Lufeng 22-1, China
The Lufeng 22-1 oil field lies 250km south-east of Hong Kong in the South China Sea, in 330m of water. Recoverable reserves are estimated at 30 million bbls, representing a recovery factor of approximately 25% of oil-in-place.
Lufeng 22-1 is prone to tropical cyclones that have an average passing speed of 18-22km/h, (50km/h max) and an average duration of 26 hours, which generate waves up to 8m high. The South China Sea is also subject to a cold wave from Siberia, causing force six winds and correspondingly, very rough seas.
The field is jointly operated by StatoilHydro (75%) and CNOOC (25%).
Lufeng 22-1 was officially shutdown on 16 June 2009, ending its production activities that began more than a decade ago in December 1997.

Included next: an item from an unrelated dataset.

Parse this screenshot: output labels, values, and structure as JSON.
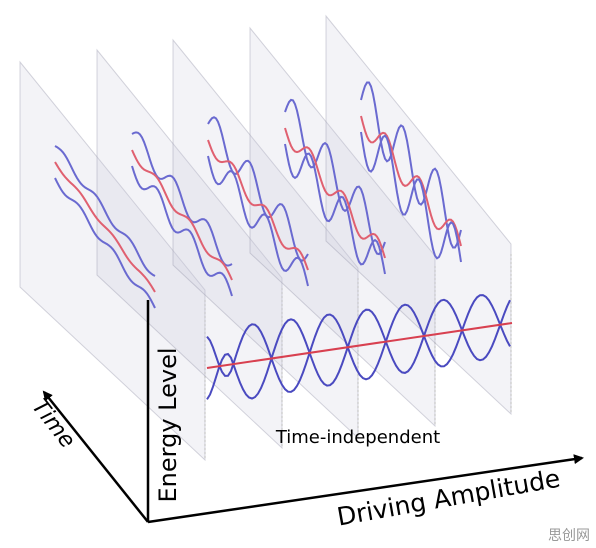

It is the first Chinese offshore oilfield to be officially shut down. As agreed upon with StatoilHydro in April 2009, CNOOC is to take over full ownership of the field and is currently in the first phase of decommissioning. CNOOC announced that the FPSO Munin will also leave the oilfield after the last cargo is received. After tank cleaning is complete the FPSO will depart from China.
The Navion Munin is a 103,000dwt multi-purpose ocean-going single-screw tanker, with diesel-electric propulsion. Two electrically-driven side thrusters, each 2,000kW, with controllable pitch propeller (CPP) are installed in the bow and two 3,000kW retractable azimuth thrusters are located in front of the pump room.
The hull is designed with the main engine room and accommodation in front, with the cargo/ballast pump room and the engine room housing the electric propulsion motors behind. The cargo tank section consists of 18 cargo tanks, plus two slop tanks with a total cargo capacity of 101,400m³. All cargo tanks are protected by a double bottom and ballast tanks at the sides. There are two longitudinal bulkheads in the cargo section, with one centretank and two sidetanks of equal breadth. The ship is provided with a pump room for cargo and ballast pumps located aft of the cargo section.
The living quarters can accomodate 55 people and are located at the front of the vessel. Electricity is provided by four 5,200kW Wartsila 6R46A engines and one Wartsila 9R20 engine with a generator output of 1,100kW.
The engineering, procurement, construction and installation contract for the FPSO was awarded to FMC Technologies in 1996. FMC SOFEC supplied a turret mooring for the floating production system.
Production on-board the FPSO has been designed to process the wide range of oil and water rates expected from the Lufeng 22-1 field, under severe metocean conditions. The designs for the Lufeng 22-1 facilities are based on a capacity of a 60,000b/d instantaneous oil rate (for the start of field life) and a maximum throughput capacity of 125,000b/d (as watercut increases).
The production facility includes a first-stage production separator, a second-stage separator, an electrostatic coalescer and crude transfer pumps.
Wellstream fluid arrives on the FPSO via two flexible production risers and is directed to the production separator via the production manifold.
The oil from the crude heater is then routed to the second stage separator, where gas is flashed off. Produced gas from the separation equipment is cold vented. From the separator, oil is pumped by means of two centrifugal pumps, through the coalescer, where water is removed. The water from the coalescer is then pumped back to the first-stage separator by a centrifugal pump.
From the coalescer, oil is cooled to 70°C in a plate cooler. Finally, processed crude oil is routed to storage tanks, where heating coils keep the temperature of the crude oil at 65°C.
The field is developed with five subsea horizontal production wells drilled through a five-slot template on the seabed. One of these has the longest horizontal section ever drilled off China - it is 2,060m long. The wells produce into an integral manifold, installed on the template.
The FPSO is moored with a conventional catenary mooring system, consisting of six symmetrically spread mooring lines, all connected together at the upper end to a disconnectable STP buoy.
The Lufeng 22-1 oilfield project is the first Chinese Offshore oilfield to be abandoned, shutting down officially on 16 June 2009. Earlier, in April 2009, CNOOC and StatoilHydro entered into an agreement to decommission Lufeng 22-1 oilfield project. Under the agreement, CNOOC is responsible for decommissioning the oilfield after it is shut down. After receiving its last cargo the FPSO “Munin” would leave the oilfield completing its tank cleaning operations. The Phase I of decommissioning activities is in progress.